What area are you passionate about, and why are you so bullish about it?
It’s an excellent time for accelerating sciences, like applying new ML techniques to the physical world. New deep-learning approaches dramatically change the way we approach scientific discovery, going beyond traditional methods by using GNNS and simulations, making forecasting and experimentation more accurate, scalable, and efficient, and can even leverage cross-domain knowledge by analyzing diverse data modalities. Large academic labs (i.e. DeepMind’s AlphaFold, GNoME, and GraphCast) are seeing ML play a crucial role in areas like forecasting the weather, generating new metal alloy compositions, optimizing the design of fusion reactors, or calculating the binding affinities of candidate drug molecules to a target protein – opening up new possibilities for treatments and sustainable technologies. Data-driven startups have a first-mover advantage to commercialize their full-stack platforms, don’t have the tech debt of previous approaches, and I believe will be key in pushing forward this ‘fifth paradigm’ of scientific computing by hiring cutting-edge talent from academic labs and research institutions. I’m bullish on “AI4Science” and founders at the forefront of exploring these vast markets and how they’re changing our understanding of the natural world.
What would you be doing if you weren’t an investor?

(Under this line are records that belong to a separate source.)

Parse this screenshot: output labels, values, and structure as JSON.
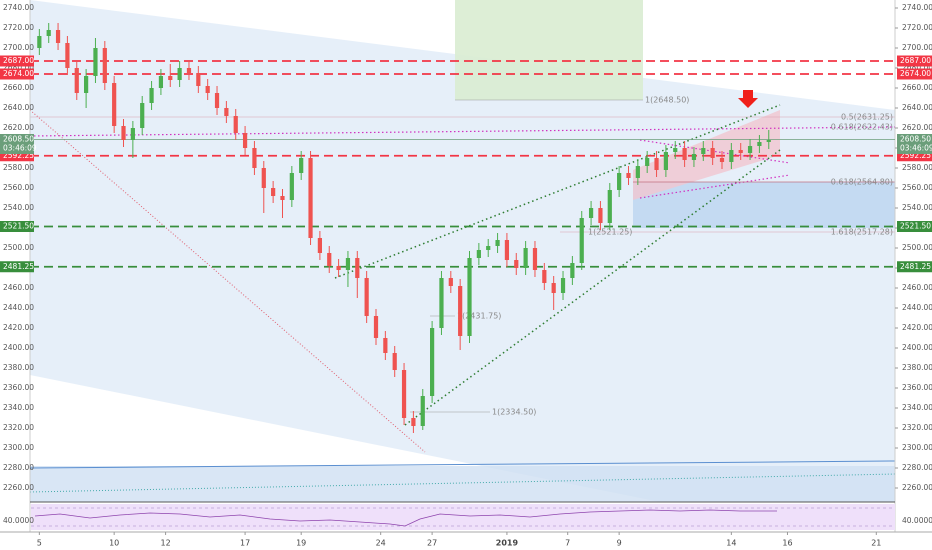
{
  "chart_data": {
    "type": "candlestick",
    "open": [
      2700,
      2712,
      2718,
      2705,
      2680,
      2655,
      2672,
      2700,
      2665,
      2622,
      2608,
      2620,
      2645,
      2660,
      2672,
      2668,
      2680,
      2675,
      2662,
      2655,
      2640,
      2632,
      2615,
      2600,
      2580,
      2560,
      2552,
      2548,
      2575,
      2590,
      2510,
      2495,
      2482,
      2478,
      2490,
      2470,
      2432,
      2410,
      2395,
      2378,
      2330,
      2322,
      2352,
      2420,
      2470,
      2462,
      2412,
      2490,
      2498,
      2502,
      2508,
      2488,
      2480,
      2500,
      2478,
      2465,
      2455,
      2470,
      2485,
      2530,
      2540,
      2525,
      2558,
      2575,
      2570,
      2582,
      2590,
      2578,
      2596,
      2600,
      2588,
      2594,
      2600,
      2590,
      2586,
      2598,
      2595,
      2602,
      2606
    ],
    "high": [
      2719,
      2725,
      2725,
      2712,
      2687,
      2679,
      2710,
      2707,
      2672,
      2629,
      2627,
      2652,
      2667,
      2679,
      2684,
      2687,
      2687,
      2682,
      2669,
      2662,
      2647,
      2639,
      2622,
      2607,
      2587,
      2567,
      2559,
      2582,
      2597,
      2597,
      2517,
      2502,
      2489,
      2497,
      2497,
      2477,
      2439,
      2417,
      2402,
      2385,
      2337,
      2359,
      2427,
      2477,
      2477,
      2469,
      2497,
      2505,
      2509,
      2515,
      2515,
      2495,
      2507,
      2507,
      2485,
      2472,
      2477,
      2492,
      2537,
      2547,
      2547,
      2565,
      2582,
      2582,
      2589,
      2597,
      2597,
      2603,
      2607,
      2607,
      2601,
      2607,
      2607,
      2597,
      2605,
      2605,
      2609,
      2613,
      2618
    ],
    "low": [
      2693,
      2705,
      2698,
      2673,
      2648,
      2640,
      2665,
      2658,
      2615,
      2601,
      2590,
      2613,
      2638,
      2653,
      2661,
      2661,
      2668,
      2655,
      2648,
      2633,
      2625,
      2608,
      2593,
      2573,
      2535,
      2545,
      2530,
      2541,
      2568,
      2503,
      2488,
      2475,
      2471,
      2461,
      2450,
      2425,
      2403,
      2388,
      2371,
      2323,
      2315,
      2318,
      2345,
      2413,
      2455,
      2398,
      2405,
      2483,
      2491,
      2495,
      2481,
      2473,
      2473,
      2471,
      2458,
      2438,
      2448,
      2463,
      2478,
      2523,
      2518,
      2518,
      2551,
      2563,
      2563,
      2575,
      2571,
      2571,
      2589,
      2581,
      2581,
      2587,
      2583,
      2579,
      2579,
      2588,
      2588,
      2595,
      2599
    ],
    "close": [
      2712,
      2718,
      2705,
      2680,
      2655,
      2672,
      2700,
      2665,
      2622,
      2608,
      2620,
      2645,
      2660,
      2672,
      2668,
      2680,
      2675,
      2662,
      2655,
      2640,
      2632,
      2615,
      2600,
      2580,
      2560,
      2552,
      2548,
      2575,
      2590,
      2510,
      2495,
      2482,
      2478,
      2490,
      2470,
      2432,
      2410,
      2395,
      2378,
      2330,
      2322,
      2352,
      2420,
      2470,
      2462,
      2412,
      2490,
      2498,
      2502,
      2508,
      2488,
      2480,
      2500,
      2478,
      2465,
      2455,
      2470,
      2485,
      2530,
      2540,
      2525,
      2558,
      2575,
      2570,
      2582,
      2590,
      2578,
      2596,
      2600,
      2588,
      2594,
      2600,
      2590,
      2586,
      2598,
      2595,
      2602,
      2606,
      2608
    ],
    "up_color": "#4caf50",
    "down_color": "#ef5350",
    "xlim": [
      -1,
      91.5
    ],
    "xticks": [
      {
        "value": 0,
        "label": "5"
      },
      {
        "value": 8,
        "label": "10"
      },
      {
        "value": 13.5,
        "label": "12"
      },
      {
        "value": 22,
        "label": "17"
      },
      {
        "value": 28,
        "label": "19"
      },
      {
        "value": 36.5,
        "label": "24"
      },
      {
        "value": 42,
        "label": "27"
      },
      {
        "value": 50,
        "label": "2019"
      },
      {
        "value": 56.5,
        "label": "7"
      },
      {
        "value": 62,
        "label": "9"
      },
      {
        "value": 74,
        "label": "14"
      },
      {
        "value": 80,
        "label": "16"
      },
      {
        "value": 89.5,
        "label": "21"
      }
    ],
    "ylim": [
      2260,
      2740
    ],
    "yticks": [
      {
        "value": 2260,
        "label": "2260.00"
      },
      {
        "value": 2280,
        "label": "2280.00"
      },
      {
        "value": 2300,
        "label": "2300.00"
      },
      {
        "value": 2320,
        "label": "2320.00"
      },
      {
        "value": 2340,
        "label": "2340.00"
      },
      {
        "value": 2360,
        "label": "2360.00"
      },
      {
        "value": 2380,
        "label": "2380.00"
      },
      {
        "value": 2400,
        "label": "2400.00"
      },
      {
        "value": 2420,
        "label": "2420.00"
      },
      {
        "value": 2440,
        "label": "2440.00"
      },
      {
        "value": 2460,
        "label": "2460.00"
      },
      {
        "value": 2480,
        "label": "2480.00"
      },
      {
        "value": 2500,
        "label": "2500.00"
      },
      {
        "value": 2520,
        "label": "2520.00"
      },
      {
        "value": 2540,
        "label": "2540.00"
      },
      {
        "value": 2560,
        "label": "2560.00"
      },
      {
        "value": 2580,
        "label": "2580.00"
      },
      {
        "value": 2600,
        "label": "2600.00"
      },
      {
        "value": 2620,
        "label": "2620.00"
      },
      {
        "value": 2640,
        "label": "2640.00"
      },
      {
        "value": 2660,
        "label": "2660.00"
      },
      {
        "value": 2680,
        "label": "2680.00"
      },
      {
        "value": 2700,
        "label": "2700.00"
      },
      {
        "value": 2720,
        "label": "2720.00"
      },
      {
        "value": 2740,
        "label": "2740.00"
      }
    ],
    "levels": [
      {
        "value": 2687,
        "label": "2687.00",
        "color": "#f23645"
      },
      {
        "value": 2674,
        "label": "2674.00",
        "color": "#f23645"
      },
      {
        "value": 2592.25,
        "label": "2592.25",
        "color": "#f23645"
      },
      {
        "value": 2521.5,
        "label": "2521.50",
        "color": "#388e3c"
      },
      {
        "value": 2481.25,
        "label": "2481.25",
        "color": "#388e3c"
      }
    ],
    "last_price": {
      "value": 2608.5,
      "label": "2608.50",
      "countdown": "03:46:09",
      "color": "#6b9e7a"
    },
    "annotations": [
      "1(2648.50)",
      "1(2431.75)",
      "1(2334.50)",
      "0.5(2631.25)",
      "0.618(2622.43)",
      "0.618(2564.80)",
      "1(2521.25)",
      "1.618(2517.28)"
    ],
    "rsi_label": "40.0000"
  }
}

I’d be an archaeologist. At MIT, it’s required to take humanities classes and I immediately fell in love with my archaeology lessons. While it's definitely not as sexy as Indiana Jones makes it out to be, new breakthroughs in material science, lidar to uncover lost sites, and even ML to decipher ancient scrolls are completely changing the field. I’d want to start by targeting regions with little prior art, i.e. the Colombian Amazon basin. To understand who we can be in the future, I think it's essential to uncover who we were, how we lived and what we built and discovered.
What’s something recent that you’ve learned?
I just wrapped up Deb Chachra’s “How Infrastructure Works: Inside the Systems That Shape Our World” and it was fascinating to see the similarities between physical infrastructure (electricity, water, sewage, telecom, etc) and software infrastructure (banking rails, databases, email APIs, etc). Infrastructure is famously boring because the best outcome is nothing happening — at least, nothing unexpected. But “nothing happening” results from a lot of careful attention, inspection, preventative maintenance, and a ton of resources. Back at Google, I spent most of my time explaining how much work goes into “keeping the lights on.” Silicon Valley’s culture celebrates making things over caregiving and maintenance, what is novel over what is sustained. I think that's a very wrong mentality — infra is essential and will become even more critical in the coming decade. Most structures fail gradually, as we are seeing with the aero industry at the moment, and we need to view this as an opportunity to rethink how we design infra to be modular, decentralized, and resilient.
How do you recharge or find balance?
I love to cook! I find it immensely relaxing and fulfilling—pull out a ton of random stuff from the fridge and see what you can make. No, I don't have a “go-to dish,” but I tend to cook a lot of Indian and Mediterranean dishes, which are my partner’s favorite cuisines. If you’re ever in NYC, I host “Hot Takes Dinners” in my apartment and would love to have you over for a home-cooked meal.